Ряд курьезных переделок был произведен Владиславлевым в здании университета. Вправо от парадного входа, в нижнем этаже, шли обширные раздевальные помещения, уставленные рядами вешалок, с огромными окнами на улицу. В конце раздевальной дверь вела в обширную студенческую библиотеку-читальню. Фундаментальная, научная библиотека помещалась наверху, а тут на столах были разложены все выходившие в России журналы и газеты, выдавалась студентам беллетристика, публицистика и ходовые в студенчестве книги для собственного чтения, а не для научной работы. Заведывал студенческою читальнею Алексей Кириллович Кириллов, милый человек в темных очках, остроумный, большой приятель всех студентов. В задней части нижнего этажа, выходившей окнами на двор, помещался студенческий буфет.
Владиславлев решил, что от читальни и буфета один только вред: они способствуют общению между студентами, взаимному знакомству, разговорам. Между тем первый же параграф университетского устава гласил: "Студент есть отдельный посетитель университета", – значит, всякое общение студентов между собою являлось нежелательным. Владиславлев закрыл студенческую читальню, все книги перевел в фундаментальную библиотеку, а выдачу их подчинил обычным правилам: текущих газет, журналов и беллетристики не выдавать. Пришлось ввести себе в бюджет новую расходную статью, – по пятачку в день на кружку пива: номер газеты стоил пятак, а в портерной за тот же пятак можно было читать все газеты и еженедельные журналы, и в придачу – кружка пива. Буфет университетский тоже был закрыт, нам предоставлено было питаться где угодно. Глухая стена без дверей отгородила переднюю часть нижнего помещения от задней. В передней части были устроены вешалки для физико-математического и восточного факультетов, в задней – для юридического и историко-филологического. В первое помещение можно было попасть только с улицы, во второе – только со двора. Это тоже во избежание "скопа".

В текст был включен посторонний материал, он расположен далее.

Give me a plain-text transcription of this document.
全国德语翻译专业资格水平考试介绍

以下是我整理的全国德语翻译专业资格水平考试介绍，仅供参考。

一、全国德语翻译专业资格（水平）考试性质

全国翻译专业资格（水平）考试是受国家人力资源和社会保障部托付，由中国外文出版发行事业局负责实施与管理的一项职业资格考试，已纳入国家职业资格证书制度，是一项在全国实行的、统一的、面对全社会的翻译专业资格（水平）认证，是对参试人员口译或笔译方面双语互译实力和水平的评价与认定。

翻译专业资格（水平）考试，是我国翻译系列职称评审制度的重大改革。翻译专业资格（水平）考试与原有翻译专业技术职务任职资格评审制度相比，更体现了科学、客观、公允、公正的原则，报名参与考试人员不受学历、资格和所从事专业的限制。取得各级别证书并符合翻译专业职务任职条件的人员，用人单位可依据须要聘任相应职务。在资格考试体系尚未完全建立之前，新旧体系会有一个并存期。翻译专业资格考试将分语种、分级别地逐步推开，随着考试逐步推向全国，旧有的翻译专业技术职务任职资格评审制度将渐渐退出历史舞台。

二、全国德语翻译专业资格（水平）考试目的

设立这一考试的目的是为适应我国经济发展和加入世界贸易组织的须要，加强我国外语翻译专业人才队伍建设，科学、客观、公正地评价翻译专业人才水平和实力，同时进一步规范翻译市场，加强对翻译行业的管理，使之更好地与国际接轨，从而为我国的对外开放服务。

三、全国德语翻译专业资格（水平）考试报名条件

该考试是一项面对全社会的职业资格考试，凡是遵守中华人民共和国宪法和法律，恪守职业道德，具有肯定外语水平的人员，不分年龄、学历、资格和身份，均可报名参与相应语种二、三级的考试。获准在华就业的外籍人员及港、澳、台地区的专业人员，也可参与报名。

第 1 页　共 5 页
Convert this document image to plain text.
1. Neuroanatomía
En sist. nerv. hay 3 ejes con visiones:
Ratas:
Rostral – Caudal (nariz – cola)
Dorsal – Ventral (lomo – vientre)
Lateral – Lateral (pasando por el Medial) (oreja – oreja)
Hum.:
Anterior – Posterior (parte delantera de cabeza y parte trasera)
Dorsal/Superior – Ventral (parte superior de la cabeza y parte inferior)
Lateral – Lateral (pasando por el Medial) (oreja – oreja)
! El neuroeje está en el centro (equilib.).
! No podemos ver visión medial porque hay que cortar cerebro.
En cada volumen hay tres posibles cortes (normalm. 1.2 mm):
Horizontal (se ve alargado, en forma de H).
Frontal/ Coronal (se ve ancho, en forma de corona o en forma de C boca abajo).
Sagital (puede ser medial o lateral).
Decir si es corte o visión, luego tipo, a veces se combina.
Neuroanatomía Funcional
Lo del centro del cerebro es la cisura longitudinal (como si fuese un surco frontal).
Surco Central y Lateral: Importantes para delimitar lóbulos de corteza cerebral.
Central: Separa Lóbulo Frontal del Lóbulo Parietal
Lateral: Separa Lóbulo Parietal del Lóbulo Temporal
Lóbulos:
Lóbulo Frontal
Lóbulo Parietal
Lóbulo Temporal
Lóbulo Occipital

Воротившись с каникул осенью, мы, по старой привычке, спешили в читальню, открывали дверь и в изумлении останавливались: вместо читальни был большой, великолепно оборудованный… ватерклозет! Кафельный пол, белые писсуары, желтые двери уютных каюток. Нужно же было придумать! Ходила острота, что в Петербургском университете произошли две соответственных перемены: вместо Андреевского – Владиславлев и вместо читальни – ватерклозет.
Библиотекарь Алексей Кириллович был переведен наверх, в фундаментальную библиотеку. Мы его спрашивали о дальнейшей его судьбе.
– Не знаю. Мне Владиславлев сказав: "Мы вас не оставим". А что это значит: милостью ли своею не оставят или на службе не оставят, – не знаю.